In a 60-page plan being worked up at UEFA headquarters in Nyon, Switzerland, clubs would only be able to spend only what they earn and not be allowed to take on large debts (and operating at a loss) to fund player acquisitions.
The entire effort is an attempt by UEFA president, Michel Platini (pictured above), to end what he calls "financial doping" – in which wealthy owners underwrite huge losses, and transition to a system where clubs can only spend what they earn.
These proposals, which UEFA intends to bring online 2012, will permit owners to fund losses for a transitional period but under close scrutiny by the governing body. Initially losses of up to €45 million would be acceptable in the three years up to 2015. After that, the number will drop to €30 million over the next three years, with UEFA finally reaching a point where clubs are breaking even.
It seems these proposals are intended to fulfill two objectives. First, the ensure the solvency of Europe's biggest clubs to ensure their financial survival in tough economic times and secondly, to level the financial playing field in the European game; bolstering competition and making the leagues more attractive to fans who are tiring of seeing the same handful of clubs win all the trophies.
While much of the attention in the English language press has focused on the Premiership clubs, the need for these new rules is most starkly displayed in the Spanish Primera, where club revenues average €72 million but average net debt is €860 million - the kind of ratios we're used to seeing in failing Wall Street banks, not big football clubs.

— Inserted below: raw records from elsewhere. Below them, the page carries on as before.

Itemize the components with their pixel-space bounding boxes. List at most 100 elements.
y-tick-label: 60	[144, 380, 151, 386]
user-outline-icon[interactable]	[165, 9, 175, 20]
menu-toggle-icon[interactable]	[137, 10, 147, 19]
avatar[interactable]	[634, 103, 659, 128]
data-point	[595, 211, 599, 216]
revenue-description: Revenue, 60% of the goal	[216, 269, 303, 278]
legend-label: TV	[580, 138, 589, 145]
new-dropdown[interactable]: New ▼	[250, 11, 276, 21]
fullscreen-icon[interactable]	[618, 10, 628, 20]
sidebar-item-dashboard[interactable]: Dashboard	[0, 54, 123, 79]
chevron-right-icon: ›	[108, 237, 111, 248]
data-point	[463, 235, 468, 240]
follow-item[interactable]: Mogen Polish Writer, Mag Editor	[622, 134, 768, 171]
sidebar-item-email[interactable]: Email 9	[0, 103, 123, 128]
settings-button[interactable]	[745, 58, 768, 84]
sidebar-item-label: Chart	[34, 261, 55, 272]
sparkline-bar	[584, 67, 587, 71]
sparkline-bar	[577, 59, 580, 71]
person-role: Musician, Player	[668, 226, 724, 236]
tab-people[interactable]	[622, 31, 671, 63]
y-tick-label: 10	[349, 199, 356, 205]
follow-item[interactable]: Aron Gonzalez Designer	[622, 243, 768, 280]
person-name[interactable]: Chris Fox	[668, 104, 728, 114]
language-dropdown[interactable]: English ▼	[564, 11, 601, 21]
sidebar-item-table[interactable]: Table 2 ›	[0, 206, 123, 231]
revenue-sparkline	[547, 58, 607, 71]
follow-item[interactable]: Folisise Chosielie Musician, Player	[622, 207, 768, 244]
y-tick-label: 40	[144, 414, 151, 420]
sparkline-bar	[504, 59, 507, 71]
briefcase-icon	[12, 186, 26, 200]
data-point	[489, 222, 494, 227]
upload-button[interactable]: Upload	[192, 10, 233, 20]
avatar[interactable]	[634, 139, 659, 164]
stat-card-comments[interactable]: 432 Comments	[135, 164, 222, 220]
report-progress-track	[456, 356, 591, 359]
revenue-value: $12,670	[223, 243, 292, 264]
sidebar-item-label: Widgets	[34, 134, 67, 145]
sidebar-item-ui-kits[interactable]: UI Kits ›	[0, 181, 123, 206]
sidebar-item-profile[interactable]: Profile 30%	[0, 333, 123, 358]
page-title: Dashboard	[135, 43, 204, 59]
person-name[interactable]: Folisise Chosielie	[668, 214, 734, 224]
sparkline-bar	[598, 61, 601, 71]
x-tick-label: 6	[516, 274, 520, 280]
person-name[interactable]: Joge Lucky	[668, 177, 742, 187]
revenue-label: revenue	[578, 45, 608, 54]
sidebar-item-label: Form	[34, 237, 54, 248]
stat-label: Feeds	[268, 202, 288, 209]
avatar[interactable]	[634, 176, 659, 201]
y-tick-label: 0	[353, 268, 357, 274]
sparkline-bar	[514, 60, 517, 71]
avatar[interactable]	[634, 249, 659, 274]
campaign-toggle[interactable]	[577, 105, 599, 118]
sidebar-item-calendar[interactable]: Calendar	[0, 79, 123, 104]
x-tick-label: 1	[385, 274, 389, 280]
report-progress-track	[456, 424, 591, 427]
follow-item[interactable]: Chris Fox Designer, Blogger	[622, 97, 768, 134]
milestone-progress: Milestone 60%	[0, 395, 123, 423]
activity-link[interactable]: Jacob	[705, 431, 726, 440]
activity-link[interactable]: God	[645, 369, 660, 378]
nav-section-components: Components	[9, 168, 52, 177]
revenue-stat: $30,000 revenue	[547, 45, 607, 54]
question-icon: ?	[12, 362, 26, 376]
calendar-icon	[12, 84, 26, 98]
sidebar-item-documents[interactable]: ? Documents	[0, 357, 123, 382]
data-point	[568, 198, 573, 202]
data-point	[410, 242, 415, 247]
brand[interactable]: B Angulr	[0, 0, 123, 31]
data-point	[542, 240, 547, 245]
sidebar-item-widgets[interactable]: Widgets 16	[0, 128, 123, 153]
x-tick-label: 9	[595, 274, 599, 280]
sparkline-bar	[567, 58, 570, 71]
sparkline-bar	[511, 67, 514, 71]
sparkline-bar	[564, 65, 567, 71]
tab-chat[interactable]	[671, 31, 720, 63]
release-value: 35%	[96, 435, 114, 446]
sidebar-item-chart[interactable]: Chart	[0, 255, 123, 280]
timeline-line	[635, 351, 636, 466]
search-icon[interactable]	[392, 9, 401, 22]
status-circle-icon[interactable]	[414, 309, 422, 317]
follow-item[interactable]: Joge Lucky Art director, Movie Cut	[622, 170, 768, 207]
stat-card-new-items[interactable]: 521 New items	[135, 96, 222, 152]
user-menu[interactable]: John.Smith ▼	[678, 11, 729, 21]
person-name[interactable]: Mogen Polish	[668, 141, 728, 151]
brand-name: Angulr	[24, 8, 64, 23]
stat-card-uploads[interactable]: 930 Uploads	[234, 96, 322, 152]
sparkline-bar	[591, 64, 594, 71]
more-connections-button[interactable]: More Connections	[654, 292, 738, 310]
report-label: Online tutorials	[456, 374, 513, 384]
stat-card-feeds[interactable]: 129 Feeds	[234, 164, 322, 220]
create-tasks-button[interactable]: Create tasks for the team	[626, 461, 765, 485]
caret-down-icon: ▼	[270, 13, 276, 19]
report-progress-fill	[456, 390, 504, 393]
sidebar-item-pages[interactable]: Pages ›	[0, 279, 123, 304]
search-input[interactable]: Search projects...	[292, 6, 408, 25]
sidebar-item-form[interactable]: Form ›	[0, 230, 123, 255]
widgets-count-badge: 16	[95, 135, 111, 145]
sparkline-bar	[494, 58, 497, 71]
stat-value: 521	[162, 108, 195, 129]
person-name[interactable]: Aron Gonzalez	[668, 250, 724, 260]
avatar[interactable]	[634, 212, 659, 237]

Will these new rules have the desired effect or will clever owners find a way to circumvent them, by (for example) funding player bonuses through advertising schemes, etc? Or, will the big clubs. with broad brand recognition, continue to outpace the smaller clubs in revenues and stay on top? Only time will tell but its obvious that you won't see much change on this until the 2018-2020 timeframe when the policy (if it survives) is fully in effect and operating through two full transfer cycles.